Last orders
I’ve quit drinking, and I’m happy to talk about it. Britain still doesn’t want to
NICK COHEN
ILLUSTRATIONS BY TIM MCDONAGH
Hi, my name’s Nick and I’m not an alcoholic. At least not anymore. For most of my life, I have been what the British euphemistically call a “heavy drinker.” On 1st January, I stopped and that seems to be that. I fell off the wagon late one night. But it was just a slip rather than a descent into perdition. I got back on, and have been sober since.
Anyone who quits alcohol risks turning from a drunk into a prig. The redeemed sinner forgets that among the many reasons people drink, smoke and binge on sugary food is the desire to escape life’s miseries. I have no way of knowing if circumstances will push my hand towards the bottle again. But as things stand I don’t drink and don’t want to drink. Someone else can take my place at the bar. I’ve been there long enough.

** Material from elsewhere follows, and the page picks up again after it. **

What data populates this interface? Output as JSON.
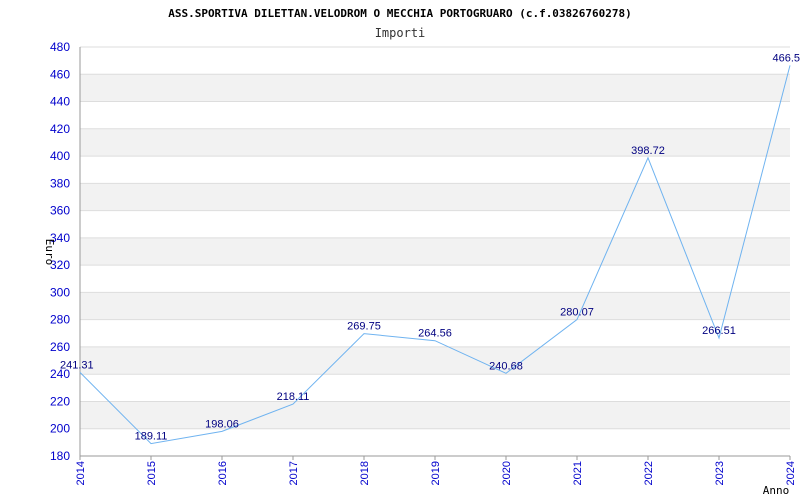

I didn’t stop because I found myself face down in a ditch or locked in a police cell. I didn’t lose my job or my relationship— although I guess there were moments when I could have lost both. I went through several dry Januarys. At the end of January 2017, I could not find a good enough reason to start drinking again. I still remembered the allure of alcohol, its promise of comradeship, love and simple pleasure. For me the most romantic lines in English poetry are from Edward Fitzgerald’s Rubaiyat of Omar Khayyam:
Here with a Loaf of Bread beneath the Bough, A Flask of Wine, a Book of Verse—and Thou Beside me singing in the Wilderness— And Wilderness is Paradise enow.
But after too many years and too many flasks, neuroticism replaces romance. No one who hasn’t experienced it can appreciate the obsessiveness of the determined drinker. Questions build up as the evening approaches. Where am I going to drink? Who can I hassle into a pub? Can I sneak another one in without anyone noticing?
By the time you wake up in the morning, obsessiveness has metamorphosed into paranoia. What did I do? Why can’t I remember? Who did I offend? How did I get home?
If you find yourself asking these questions too often, the best answer is: “I give up.” How best to give up is, like everything else to do with alcoholism, infuriatingly hard to pin down.